Dalam sebuah unggahan di media sosial X, Menteri Luar Negeri Iran, Abbas Araghchi, menyatakan bahwa "Iran berhak penuh untuk memiliki siklus bahan bakar nuklir secara penuh," merujuk pada keanggotaan Iran dalam Perjanjian Non-Proliferasi Nuklir (NPT) yang sudah lama ada.
"Beberapa negara anggota NPT juga memperkaya uranium tanpa bermaksud mengembangkan senjata nuklir." tambahnya, dikutip dari AFP, Senin, 5 Mei 2025.
Menurut ketentuan NPT, negara-negara yang menandatangani perjanjian ini diwajibkan untuk mengungkapkan persediaan nuklir mereka dan menempatkannya di bawah pengawasan Badan Energi Atom Internasional (IAEA), yang bertanggung jawab memantau kegiatan nuklir.
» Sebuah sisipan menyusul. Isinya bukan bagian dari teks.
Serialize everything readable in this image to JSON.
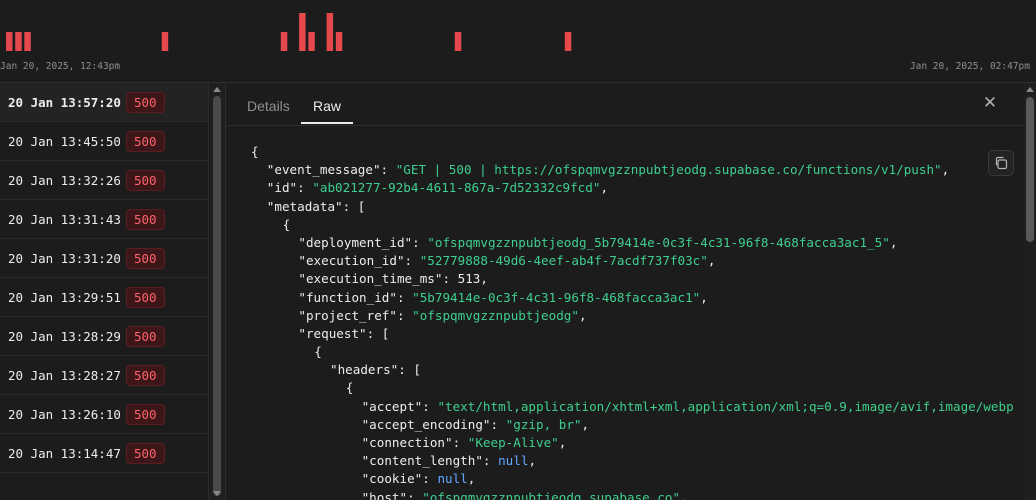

Baca Juga: Iran Tuding Israel Usik Perundingan Nuklir dengan AS
Amerika Serikat dan negara-negara Barat telah lama menuduh Iran tengah berusaha mengembangkan senjata nuklir, meskipun Teheran membantahnya, dengan menyatakan bahwa program nuklir mereka semata-mata untuk tujuan sipil.
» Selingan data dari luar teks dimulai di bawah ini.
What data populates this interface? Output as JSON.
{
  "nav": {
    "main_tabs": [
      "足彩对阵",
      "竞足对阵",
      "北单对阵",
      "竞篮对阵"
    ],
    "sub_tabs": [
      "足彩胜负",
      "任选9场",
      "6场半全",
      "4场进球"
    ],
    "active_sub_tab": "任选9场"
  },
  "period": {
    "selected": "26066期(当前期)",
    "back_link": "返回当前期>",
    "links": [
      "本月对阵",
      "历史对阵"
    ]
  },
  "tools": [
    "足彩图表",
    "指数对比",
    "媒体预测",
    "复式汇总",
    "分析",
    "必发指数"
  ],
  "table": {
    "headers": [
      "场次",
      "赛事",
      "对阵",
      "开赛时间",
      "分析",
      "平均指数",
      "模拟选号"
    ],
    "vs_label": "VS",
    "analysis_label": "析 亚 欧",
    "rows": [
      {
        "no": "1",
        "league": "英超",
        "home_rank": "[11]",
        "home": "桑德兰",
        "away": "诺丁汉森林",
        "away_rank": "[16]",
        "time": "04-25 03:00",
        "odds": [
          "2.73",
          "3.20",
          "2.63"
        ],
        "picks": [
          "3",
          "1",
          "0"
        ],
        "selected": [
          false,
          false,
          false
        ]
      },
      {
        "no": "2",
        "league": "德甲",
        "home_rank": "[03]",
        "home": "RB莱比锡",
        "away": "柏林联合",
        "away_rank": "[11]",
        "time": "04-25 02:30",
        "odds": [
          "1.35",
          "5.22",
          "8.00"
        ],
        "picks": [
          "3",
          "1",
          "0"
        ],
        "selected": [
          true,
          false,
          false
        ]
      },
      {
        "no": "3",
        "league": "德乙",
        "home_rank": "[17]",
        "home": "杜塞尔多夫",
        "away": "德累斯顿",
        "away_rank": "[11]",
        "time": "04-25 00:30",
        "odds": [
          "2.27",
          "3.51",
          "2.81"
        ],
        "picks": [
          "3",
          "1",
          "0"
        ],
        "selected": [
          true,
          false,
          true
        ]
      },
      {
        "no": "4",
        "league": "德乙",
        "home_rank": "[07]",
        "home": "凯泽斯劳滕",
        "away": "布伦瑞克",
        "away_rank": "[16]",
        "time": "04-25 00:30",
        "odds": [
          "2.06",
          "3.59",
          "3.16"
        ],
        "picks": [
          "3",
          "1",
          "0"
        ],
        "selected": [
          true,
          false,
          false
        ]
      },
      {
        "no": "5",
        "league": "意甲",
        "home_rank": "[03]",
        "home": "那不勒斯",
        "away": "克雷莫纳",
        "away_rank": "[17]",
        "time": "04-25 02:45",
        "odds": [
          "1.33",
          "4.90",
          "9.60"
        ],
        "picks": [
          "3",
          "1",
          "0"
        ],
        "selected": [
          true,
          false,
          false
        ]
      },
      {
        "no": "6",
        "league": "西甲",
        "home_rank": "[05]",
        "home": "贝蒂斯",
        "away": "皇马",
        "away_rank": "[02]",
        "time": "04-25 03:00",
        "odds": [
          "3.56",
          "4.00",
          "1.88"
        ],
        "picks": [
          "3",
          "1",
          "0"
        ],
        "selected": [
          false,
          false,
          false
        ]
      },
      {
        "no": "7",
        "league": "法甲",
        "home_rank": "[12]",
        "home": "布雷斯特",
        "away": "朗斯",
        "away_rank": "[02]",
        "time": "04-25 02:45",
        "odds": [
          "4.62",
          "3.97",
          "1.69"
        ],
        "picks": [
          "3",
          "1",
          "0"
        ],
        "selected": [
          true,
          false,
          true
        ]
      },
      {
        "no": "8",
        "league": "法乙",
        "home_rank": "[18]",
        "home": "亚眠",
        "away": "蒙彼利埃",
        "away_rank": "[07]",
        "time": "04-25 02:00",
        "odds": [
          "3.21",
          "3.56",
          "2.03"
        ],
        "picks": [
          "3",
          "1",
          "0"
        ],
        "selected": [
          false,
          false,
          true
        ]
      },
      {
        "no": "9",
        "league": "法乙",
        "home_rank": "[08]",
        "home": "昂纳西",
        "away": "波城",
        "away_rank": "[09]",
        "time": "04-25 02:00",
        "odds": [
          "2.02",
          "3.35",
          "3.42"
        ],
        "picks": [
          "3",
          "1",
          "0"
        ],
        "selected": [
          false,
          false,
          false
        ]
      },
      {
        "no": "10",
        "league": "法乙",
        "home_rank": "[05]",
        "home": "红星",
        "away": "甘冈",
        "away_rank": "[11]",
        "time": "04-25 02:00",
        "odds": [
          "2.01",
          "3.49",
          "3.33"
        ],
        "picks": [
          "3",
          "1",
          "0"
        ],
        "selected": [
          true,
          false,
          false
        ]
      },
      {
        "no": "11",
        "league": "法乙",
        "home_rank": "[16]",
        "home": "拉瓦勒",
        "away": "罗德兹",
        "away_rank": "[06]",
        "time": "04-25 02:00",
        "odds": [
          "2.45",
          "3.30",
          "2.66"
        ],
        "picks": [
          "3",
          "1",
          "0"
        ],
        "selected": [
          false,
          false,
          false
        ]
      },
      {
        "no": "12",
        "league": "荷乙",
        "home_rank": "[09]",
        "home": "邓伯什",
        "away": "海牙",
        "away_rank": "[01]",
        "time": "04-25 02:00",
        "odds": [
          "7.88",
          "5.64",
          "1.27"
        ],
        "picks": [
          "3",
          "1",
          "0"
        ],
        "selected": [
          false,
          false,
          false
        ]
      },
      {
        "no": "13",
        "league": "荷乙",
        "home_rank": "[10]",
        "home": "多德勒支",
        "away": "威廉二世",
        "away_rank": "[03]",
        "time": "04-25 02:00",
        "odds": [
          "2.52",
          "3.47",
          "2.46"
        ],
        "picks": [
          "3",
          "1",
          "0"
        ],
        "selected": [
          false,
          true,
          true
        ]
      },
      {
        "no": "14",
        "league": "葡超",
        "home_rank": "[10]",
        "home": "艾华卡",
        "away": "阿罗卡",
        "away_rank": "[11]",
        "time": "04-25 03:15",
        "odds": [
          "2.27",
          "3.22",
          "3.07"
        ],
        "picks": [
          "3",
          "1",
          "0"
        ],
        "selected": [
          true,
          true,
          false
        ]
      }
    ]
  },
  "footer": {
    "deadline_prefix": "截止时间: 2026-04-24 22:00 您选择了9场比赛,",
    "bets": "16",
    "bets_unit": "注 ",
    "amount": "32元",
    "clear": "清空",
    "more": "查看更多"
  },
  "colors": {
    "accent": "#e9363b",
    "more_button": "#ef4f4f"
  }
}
Perundingan antara Iran dan Amerika Serikat terkait isu nuklir dimulai sejak 12 April lalu, yang menandai kontak tingkat tinggi pertama antara kedua negara sejak AS menarik diri dari kesepakatan nuklir dengan Iran pada 2018 di bawah kepemimpinan Presiden Donald Trump.
Putaran keempat perundingan yang dijadwalkan pada hari Sabtu terpaksa ditunda, seperti yang disampaikan mediator Oman pada awal pekan ini, dengan alasan logistik.
Baca Juga: Pakistan Ancam Bakal Tembakan Nuklir ke India
Dalam wawancara dengan Fox News pada hari Kamis, Menteri Luar Negeri AS, Marco Rubio, menyerukan agar Iran menghentikan pengayaan uranium dan mengatakan, "Negara-negara yang memperkaya uranium adalah negara yang sudah memiliki senjata nuklir."
Saat ini, Iran memperkaya uranium hingga kemurnian 60 persen, jauh lebih tinggi dari batas 3,67 persen yang disepakati dalam perjanjian tahun 2015 dengan AS dan negara-negara besar lainnya, namun masih jauh dari 90 persen yang diperlukan untuk membuat senjata nuklir.